Cavalgando, sem montaria, nunca teve um cavalo por entre as pernas, o jovenzinho menino, nascido e criado na roça desde quando veio ao mundo, num dia lindo, o qual nunca elegeria para me despedir dele, Jacintinho, apelidado no diminutivo por ser miudinho, notabilizou-se pelo bom humor salpicante, pela simpatia reinante, pelo jeitinho brejeiro de se dirigir aos outros, sempre pilheriando em velórios, quando ali estava por ser sepultado um sisudo homem do mato, distribuindo alegria onde antes a tristeza imperava, com sua carantonha enfezada, contando piadas, espalhando gracejos, bulindo com um, repetindo a dose com outro, por uma simplesinha máxima: se ele era alegre, feliz, por que não tentar repartir com os demais um cadinho dessa felicidade, tentar fazer sorrir quem não tinha o salutar hábito de mostrar os dentes, mesmo um tímido sorriso banguela? Por que ele, vindo ao mundo pobre, nascido no meio de um sarandi danado, sem nunca ter passado os olhos num livro mesmo que cheio de figuras apenas, somente letrado de desenhos animados, pois não bem entendia as letras, quanto mais elas todas unidas em palavras longas, para ele hieróglifos indecifráveis.
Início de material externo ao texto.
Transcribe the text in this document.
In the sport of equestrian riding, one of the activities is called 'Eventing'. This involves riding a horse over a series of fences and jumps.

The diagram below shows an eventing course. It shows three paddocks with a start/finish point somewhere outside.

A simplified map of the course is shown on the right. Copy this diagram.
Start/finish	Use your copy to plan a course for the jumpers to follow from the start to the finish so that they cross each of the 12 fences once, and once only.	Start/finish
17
Na escolinha rural, onde passou os melhores tempos da sua infância, perdida na lembrança, era tido como o palhacinho vesgo, pois fazia micagens torcendo os olhos pro lado direito, ficando irreconhecível naquela roupa de palhaço, nariz de palhaço, rosto todo pintado em branco e vermelho, para virar um palhaço verdadeiro não lhe faltava quase nada. A não ser os aplausos da platéia, cada vez menos frequentes nos circos de lonas furadas, que mais e mais desaparecem das grandes cidades.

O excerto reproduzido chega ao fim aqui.